During the campaign Glover had touted his experience in housing and urban development and his best-known achievement, the Midtown Marketplace, with Costco and Home Depot. Shields cited her passion for historic preservation and her work to redevelop the Truman Sports Complex.

▪  5th District, representing east Kansas City neighborhoods, between former City Councilman Ken Bacchus and Assistant Jackson County Prosecutor Alissia Canady. In unofficial returns, Canady had 51 percent to Bacchus’ 49 percent.

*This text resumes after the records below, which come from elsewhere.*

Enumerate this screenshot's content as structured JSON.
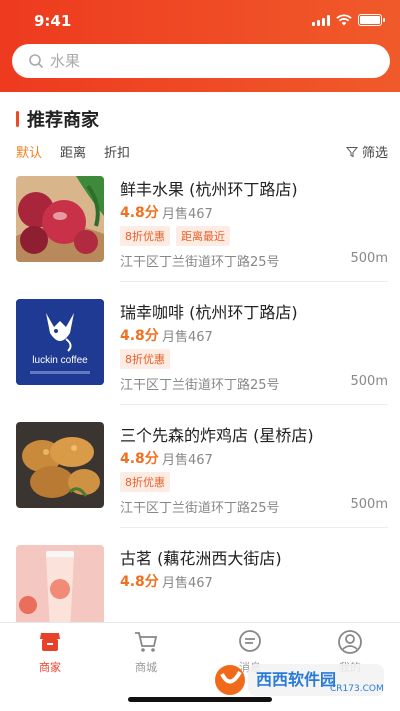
{
  "status_bar": {
    "time": "9:41"
  },
  "search": {
    "placeholder": "水果",
    "icon": "search-icon"
  },
  "section": {
    "title": "推荐商家"
  },
  "filters": {
    "items": [
      "默认",
      "距离",
      "折扣"
    ],
    "active": "默认",
    "filter_label": "筛选"
  },
  "merchants": [
    {
      "name": "鲜丰水果 (杭州环丁路店)",
      "rating": "4.8分",
      "sales": "月售467",
      "tags": [
        "8折优惠",
        "距离最近"
      ],
      "address": "江干区丁兰街道环丁路25号",
      "distance": "500m"
    },
    {
      "name": "瑞幸咖啡 (杭州环丁路店)",
      "rating": "4.8分",
      "sales": "月售467",
      "tags": [
        "8折优惠"
      ],
      "address": "江干区丁兰街道环丁路25号",
      "distance": "500m",
      "logo_text": "luckin coffee"
    },
    {
      "name": "三个先森的炸鸡店 (星桥店)",
      "rating": "4.8分",
      "sales": "月售467",
      "tags": [
        "8折优惠"
      ],
      "address": "江干区丁兰街道环丁路25号",
      "distance": "500m"
    },
    {
      "name": "古茗 (藕花洲西大街店)",
      "rating": "4.8分",
      "sales": "月售467",
      "tags": [],
      "address": "",
      "distance": ""
    }
  ],
  "tabbar": {
    "items": [
      {
        "label": "商家",
        "icon": "store-icon",
        "active": true
      },
      {
        "label": "商城",
        "icon": "cart-icon",
        "active": false
      },
      {
        "label": "消息",
        "icon": "message-icon",
        "active": false
      },
      {
        "label": "我的",
        "icon": "user-icon",
        "active": false
      }
    ]
  },
  "watermark": {
    "brand": "西西软件园",
    "url": "CR173.COM"
  },
  "colors": {
    "header": "#ee3a1f",
    "accent": "#f07020",
    "tag_bg": "#fdece3",
    "active_tab": "#e9402a"
  }
}
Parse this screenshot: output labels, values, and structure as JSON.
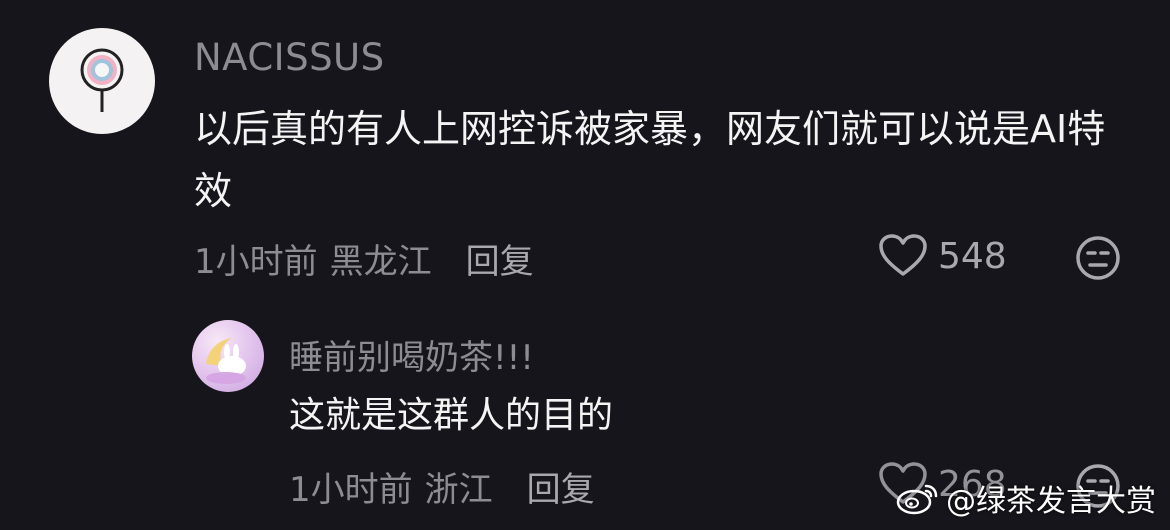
{
  "comments": [
    {
      "username": "NACISSUS",
      "text": "以后真的有人上网控诉被家暴，网友们就可以说是AI特效",
      "time": "1小时前",
      "location": "黑龙江",
      "reply_label": "回复",
      "likes": "548"
    },
    {
      "username": "睡前别喝奶茶!!!",
      "text": "这就是这群人的目的",
      "time": "1小时前",
      "location": "浙江",
      "reply_label": "回复",
      "likes": "268"
    }
  ],
  "watermark": {
    "handle": "@绿茶发言大赏"
  },
  "colors": {
    "background": "#16151b",
    "secondary_text": "#8d8c92",
    "primary_text": "#f4f4f4"
  }
}
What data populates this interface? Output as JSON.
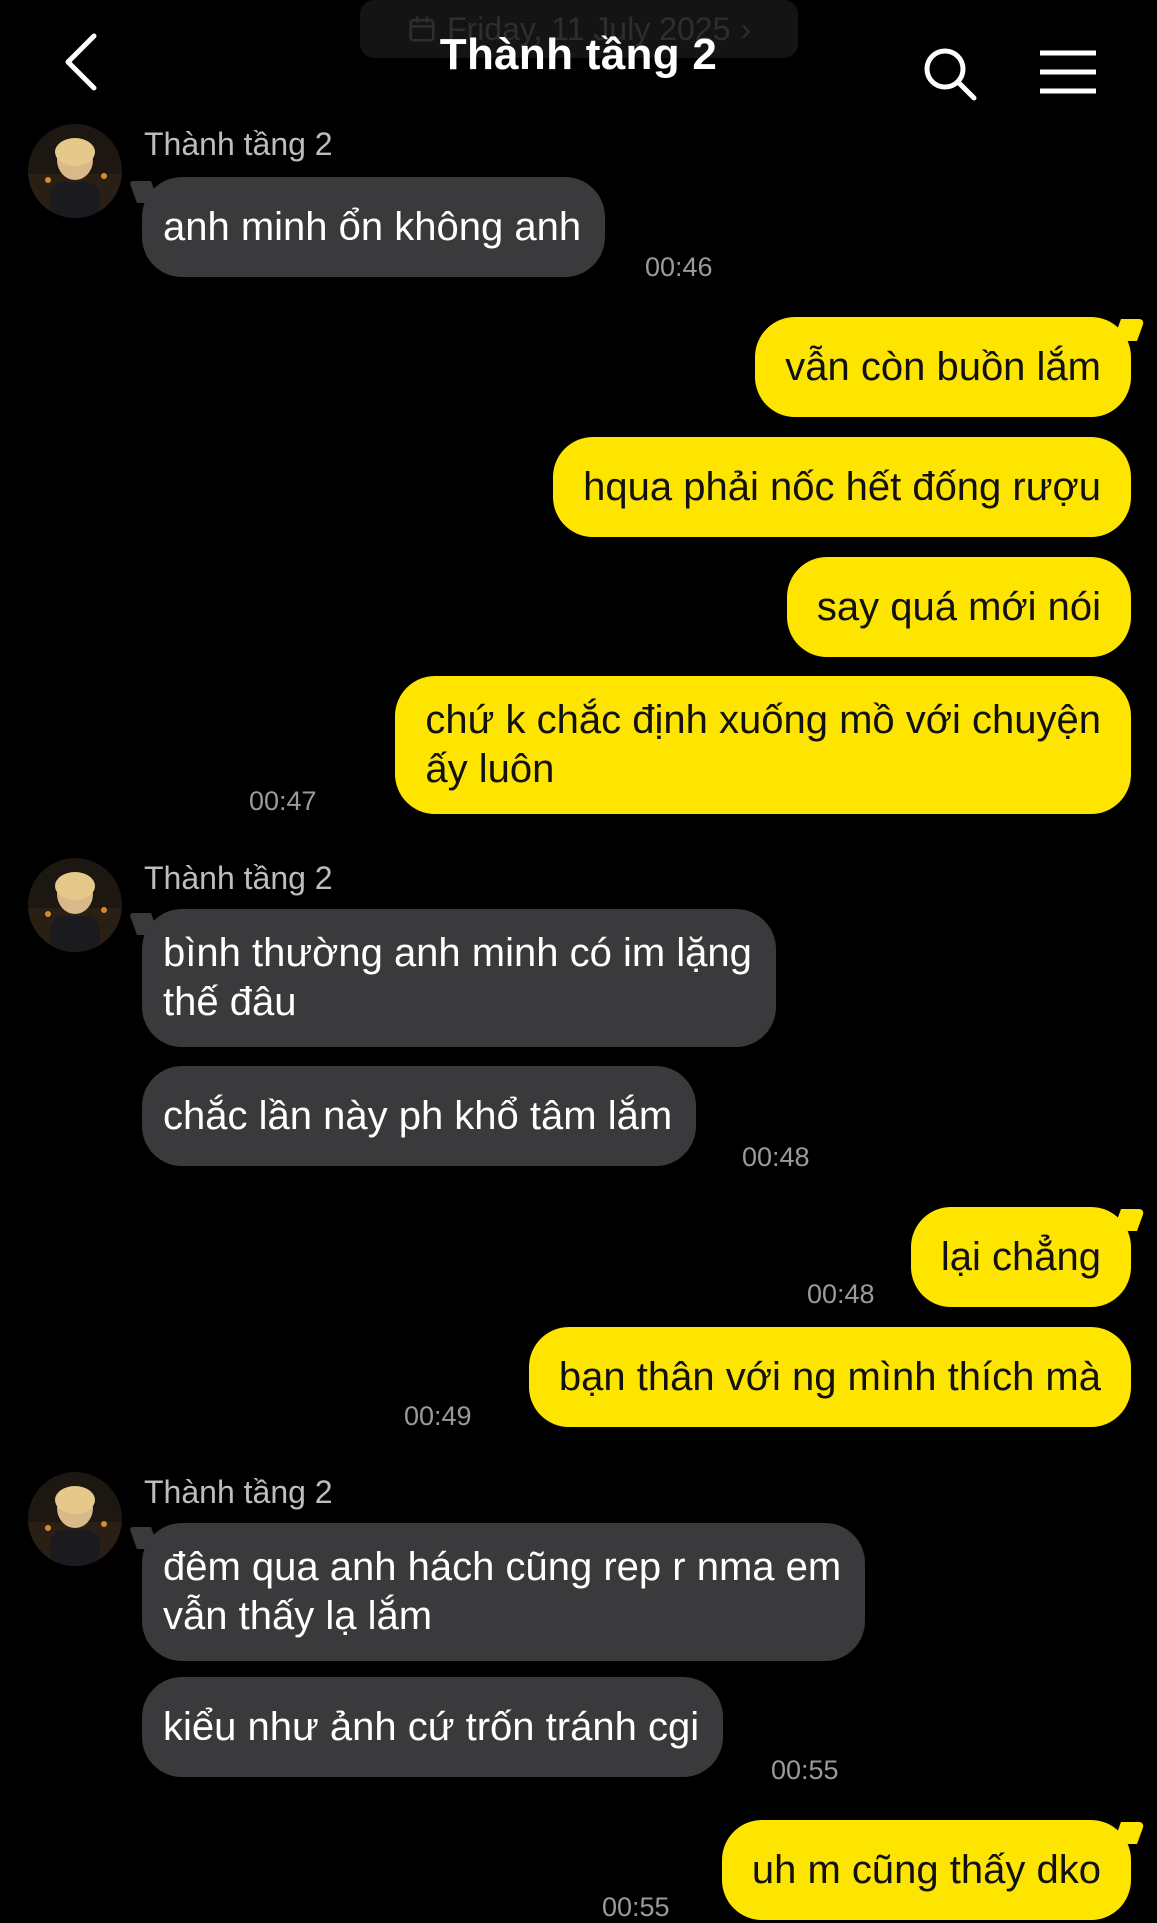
{
  "header": {
    "date_label": "Friday, 11 July 2025",
    "title": "Thành tầng 2",
    "back_icon": "chevron-left-icon",
    "search_icon": "search-icon",
    "menu_icon": "hamburger-menu-icon"
  },
  "colors": {
    "background": "#000000",
    "incoming_bubble": "#3a3a3c",
    "outgoing_bubble": "#fee500",
    "timestamp": "#9a9a9a"
  },
  "messages": [
    {
      "sender": "Thành tầng 2",
      "text": "anh minh ổn không anh",
      "time": "00:46"
    },
    {
      "text": "vẫn còn buồn lắm"
    },
    {
      "text": "hqua phải nốc hết đống rượu"
    },
    {
      "text": "say quá mới nói"
    },
    {
      "text_line1": "chứ k chắc định xuống mồ với chuyện",
      "text_line2": "ấy luôn",
      "time": "00:47"
    },
    {
      "sender": "Thành tầng 2",
      "text_line1": "bình thường anh minh có im lặng",
      "text_line2": "thế đâu"
    },
    {
      "text": "chắc lần này ph khổ tâm lắm",
      "time": "00:48"
    },
    {
      "text": "lại chẳng",
      "time": "00:48"
    },
    {
      "text": "bạn thân với ng mình thích mà",
      "time": "00:49"
    },
    {
      "sender": "Thành tầng 2",
      "text_line1": "đêm qua anh hách cũng rep r nma em",
      "text_line2": "vẫn thấy lạ lắm"
    },
    {
      "text": "kiểu như ảnh cứ trốn tránh cgi",
      "time": "00:55"
    },
    {
      "text": "uh m cũng thấy dko",
      "time": "00:55"
    }
  ]
}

She replaces Cokethia Hill, an interim member who replaced Michael Brooks.

▪  5th District at-large, in which Lee Barnes Jr. beat Dennis Anthony, 77 percent to 23 percent. Barnes replaces Cindy Circo, who is term-limited out.

▪  6th District, representing the southwest corridor and south Kansas City, Kevin McManus defeated Terrence Nash, 75 percent to 25 percent, to replace John Sharp, who is term-limited out.

▪  6th District at-large incumbent Scott Taylor ran unopposed and earned a second term.

To reach Lynn Horsley, call 816-226-2058 or send email to lhorsley@kcstar.com.

To reach Dave Helling, call 816-234-4656 or send email to dhelling@kcstar.com.

Kansas City Council winners:

1st District: Heather Hall

1st District at-large: Scott Wagner

2nd District: Dan Fowler

2nd District at-large: Teresa Loar

3rd District: Jermaine Reed

3rd District at-large: Quinton Lucas

4th District: Jolie Justus

4th District at-large: Katheryn Shields

5th District: Alissia Canady

5th District at-large: Lee Barnes

6th District: Kevin McManus

6th District at-large: Scott Taylor


Petition numbers

The threshold for signatures to mount petition initiatives in Kansas City will be much lower over the next four years, due to the extremely low turnout in Tuesday night’s mayoral election. With slightly more than 34,000 people voting in Tuesday’s mayor’s race, the threshold for signatures will be about 1,700, or 5 percent of that mayoral turnout. Four years ago, more than 71,400 people voted in the mayor’s race, so the signature requirement was just over 3,570.